Circuit Breaker
Overview
The Fill Circuit Breaker is a fault tolerance mechanism designed to protect the RFQ (Request for Quote) system from unreliable market makers. It monitors the success/failure rates of swap transactions and automatically suspends or disables underperforming providers to maintain system stability.
How It Works
The circuit breaker operates as a background job that:
- Monitors swap events from the database to track market maker performance
- Maintains individual circuit breakers for each market maker (webhook)
- Automatically suspends or disables providers based on failure thresholds
- Implements exponential backoff for recovery attempts
- Provides network-wide protection against system-wide failures
- Sends notifications when circuit breakers trip
Architecture
Core Components
1. FillCircuitBreakerJob
The main job that orchestrates the circuit breaker functionality:
- Runs periodically (default: every 60 seconds)
- Fetches swap events from the database
- Updates circuit breaker states
- Manages provider QoS (Quality of Service) levels
2. FillRateGuard
Central coordinator that manages multiple circuit breakers:
- Maintains a map of circuit breakers (one per webhook/provider)
- Tracks the last processed event ID for incremental processing
- Calculates network-wide circuit breaker statistics
- Provides thread-safe access to circuit breaker states
3. CircuitBreaker
Individual circuit breaker for each market maker:
- Tracks failure counts and accumulated failures
- Manages state transitions
- Implements exponential backoff for timeouts
- Handles success/failure recording
4. State Enum
Defines the four possible states of a circuit breaker:
enum State {
Closed, // Normal operation
Open(Instant, Duration), // Suspended with timeout
HalfOpen, // Testing recovery
PermanentOpen, // Permanently disabled
}
Circuit Breaker States
State Diagram
State Descriptions
Closed State
- Condition: Normal operation
- Behavior: All requests are allowed through
- Transition: Moves to Open when
failure_count ≥ suspend_threshold
Open State
- Condition: Circuit is tripped due to failures
- Behavior: Provider is suspended (QoS set to "Suspended")
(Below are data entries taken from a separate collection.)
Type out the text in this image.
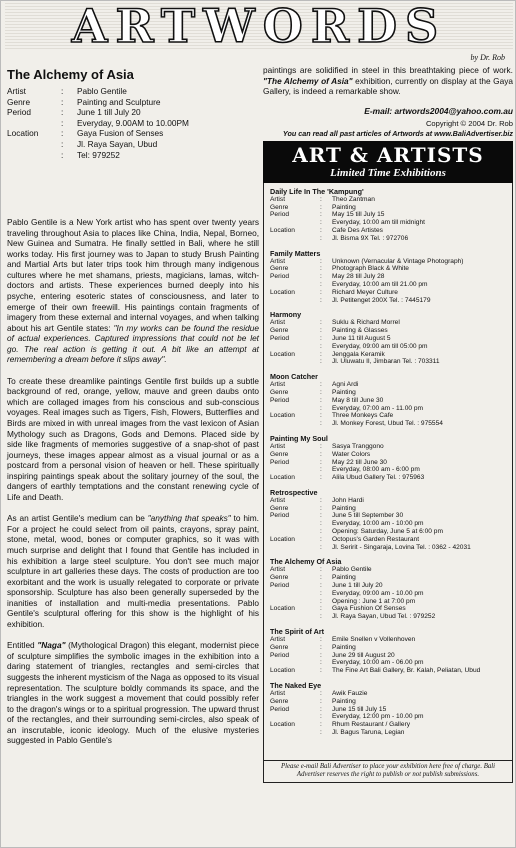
ARTWORDS
by Dr. Rob
The Alchemy of Asia
Artist	:	Pablo Gentile
Genre	:	Painting and Sculpture
Period	:	June 1 till July 20
:	Everyday, 9.00AM to 10.00PM
Location	:	Gaya Fusion of Senses
:	Jl. Raya Sayan, Ubud
:	Tel: 979252
Pablo Gentile is a New York artist who has spent over twenty years traveling throughout Asia to places like China, India, Nepal, Borneo, New Guinea and Sumatra. He finally settled in Bali, where he still works today. His first journey was to Japan to study Brush Painting and Martial Arts but later trips took him through many indigenous cultures where he met shamans, priests, magicians, lamas, witch-doctors and artists. These experiences burned deeply into his psyche, entering esoteric states of consciousness, and later to emerge of their own freewill. His paintings contain fragments of imagery from these external and internal voyages, and when talking about his art Gentile states: "In my works can be found the residue of actual experiences. Captured impressions that could not be let go. The real action is getting it out. A bit like an attempt at remembering a dream before it slips away".
To create these dreamlike paintings Gentile first builds up a subtle background of red, orange, yellow, mauve and green daubs onto which are collaged images from his conscious and sub-conscious voyages. Real images such as Tigers, Fish, Flowers, Butterflies and Birds are mixed in with unreal images from the vast lexicon of Asian Mythology such as Dragons, Gods and Demons. Placed side by side like fragments of memories suggestive of a snap-shot of past journeys, these images appear almost as a visual journal or as a postcard from a personal vision of heaven or hell. These spiritually inspiring paintings speak about the solitary journey of the soul, the dangers of earthly temptations and the constant renewing cycle of Life and Death.
As an artist Gentile's medium can be "anything that speaks" to him. For a project he could select from oil paints, crayons, spray paint, stone, metal, wood, bones or computer graphics, so it was with much surprise and delight that I found that Gentile has included in his exhibition a large steel sculpture. You don't see much major sculpture in art galleries these days. The costs of production are too exorbitant and the work is usually relegated to corporate or private sponsorship. Sculpture has also been generally superseded by the inanities of installation and multi-media presentations. Pablo Gentile's sculptural offering for this show is the highlight of his exhibition.
Entitled "Naga" (Mythological Dragon) this elegant, modernist piece of sculpture simplifies the symbolic images in the exhibition into a daring statement of triangles, rectangles and semi-circles that suggests the inherent mysticism of the Naga as opposed to its visual representation. The sculpture boldly commands its space, and the triangles in the work suggest a movement that could possibly refer to the dragon's wings or to a spiritual progression. The upward thrust of the rectangles, and their surrounding semi-circles, also speak of an inscrutable, iconic ideology. Much of the elusive mysteries suggested in Pablo Gentile's
paintings are solidified in steel in this breathtaking piece of work. "The Alchemy of Asia" exhibition, currently on display at the Gaya Gallery, is indeed a remarkable show.
E-mail: artwords2004@yahoo.com.au
Copyright © 2004 Dr. Rob
You can read all past articles of Artwords at www.BaliAdvertiser.biz
ART & ARTISTS
Limited Time Exhibitions
Daily Life In The 'Kampung'
Artist	:	Theo Zantman
Genre	:	Painting
Period	:	May 15 till July 15
:	Everyday, 10:00 am till midnight
Location	:	Cafe Des Artistes
:	Jl. Bisma 9X Tel. : 972706
Family Matters
Artist	:	Unknown (Vernacular & Vintage Photograph)
Genre	:	Photograph Black & White
Period	:	May 28 till July 28
:	Everyday, 10:00 am till 21.00 pm
Location	:	Richard Meyer Culture
:	Jl. Petitenget 200X Tel. : 7445179
Harmony
Artist	:	Suklu & Richard Morrel
Genre	:	Painting & Glasses
Period	:	June 11 till August 5
:	Everyday, 09:00 am till 05:00 pm
Location	:	Jenggala Keramik
:	Jl. Uluwatu II, Jimbaran Tel. : 703311
Moon Catcher
Artist	:	Agni Ardi
Genre	:	Painting
Period	:	May 8 till June 30
:	Everyday, 07:00 am - 11.00 pm
Location	:	Three Monkeys Cafe
:	Jl. Monkey Forest, Ubud Tel. : 975554
Painting My Soul
Artist	:	Sasya Tranggono
Genre	:	Water Colors
Period	:	May 22 till June 30
:	Everyday, 08:00 am - 6:00 pm
Location	:	Alila Ubud Gallery Tel. : 975963
Retrospective
Artist	:	John Hardi
Genre	:	Painting
Period	:	June 5 till September 30
:	Everyday, 10:00 am - 10:00 pm
:	Opening: Saturday, June 5 at 6:00 pm
Location	:	Octopus's Garden Restaurant
:	Jl. Seririt - Singaraja, Lovina Tel. : 0362 - 42031
The Alchemy Of Asia
Artist	:	Pablo Gentile
Genre	:	Painting
Period	:	June 1 till July 20
:	Everyday, 09:00 am - 10.00 pm
:	Opening : June 1 at 7:00 pm
Location	:	Gaya Fushion Of Senses
:	Jl. Raya Sayan, Ubud Tel. : 979252
The Spirit of Art
Artist	:	Emile Snellen v Vollenhoven
Genre	:	Painting
Period	:	June 29 till August 20
:	Everyday, 10:00 am - 06.00 pm
Location	:	The Fine Art Bali Gallery, Br. Kalah, Peliatan, Ubud
The Naked Eye
Artist	:	Awik Fauzie
Genre	:	Painting
Period	:	June 15 till July 15
:	Everyday, 12:00 pm - 10.00 pm
Location	:	Rhum Restaurant / Gallery
:	Jl. Bagus Taruna, Legian
Please e-mail Bali Advertiser to place your exhibition here free of charge. Bali Advertiser reserves the right to publish or not publish submissions.
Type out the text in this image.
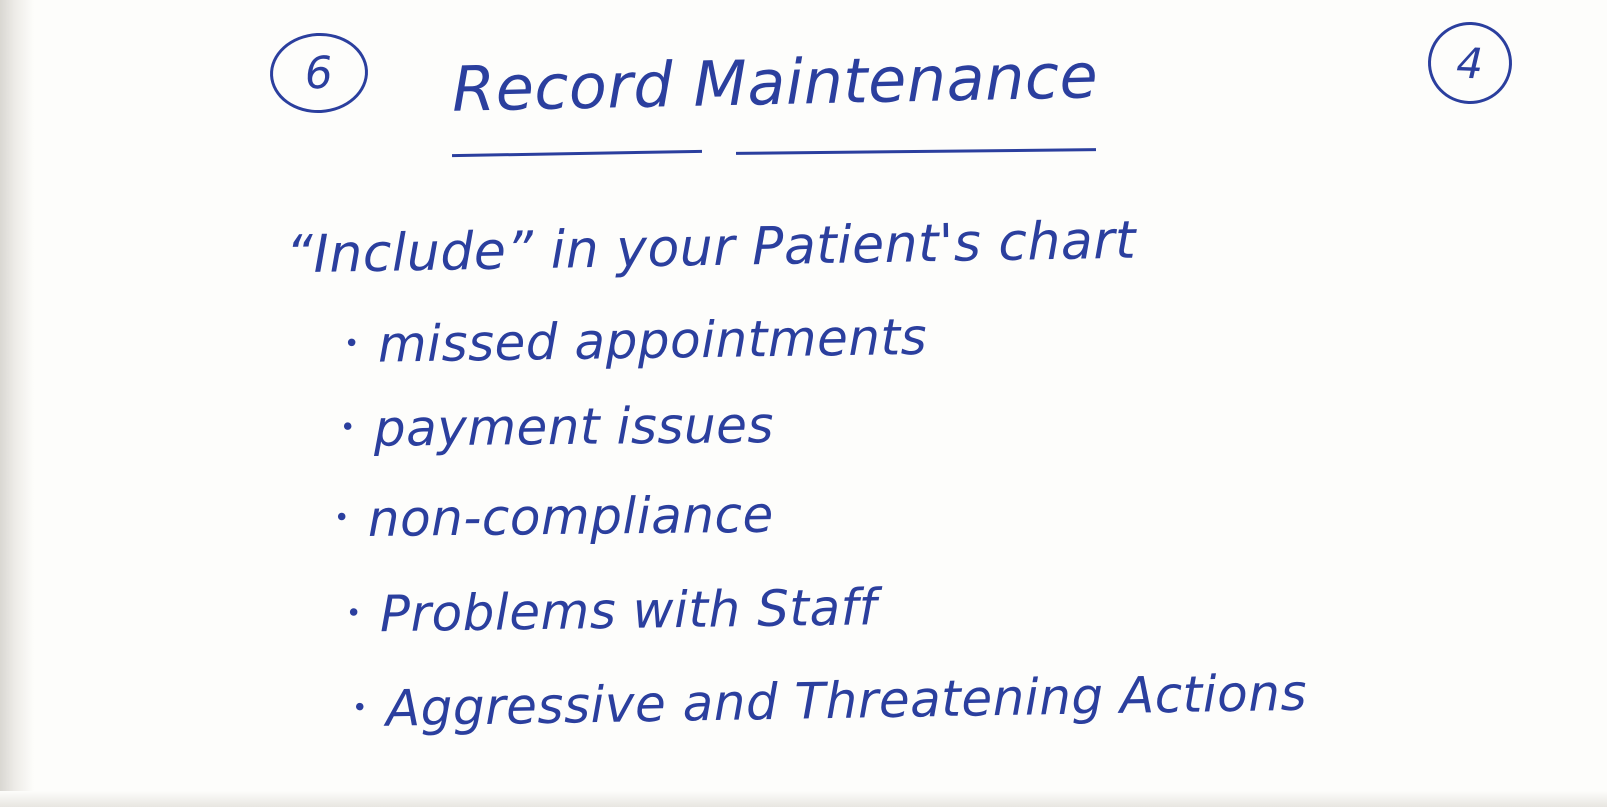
6	4
Record Maintenance
“Include” in your Patient's chart
• missed appointments
• payment issues
• non-compliance
• Problems with Staff
• Aggressive and Threatening Actions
- Timeout: Uses exponential backoff:
base_timeout * 2^retries - Transition: Moves to HalfOpen when timeout expires
HalfOpen State
- Condition: Testing if the provider has recovered
- Behavior: Allows limited testing
- Transition:
- Success → Closed (provider recovers)
- Failure → Open (with increased timeout)
PermanentOpen State
- Condition: Provider has failed too many times
- Behavior: Provider is permanently disabled (QoS set to "Offline")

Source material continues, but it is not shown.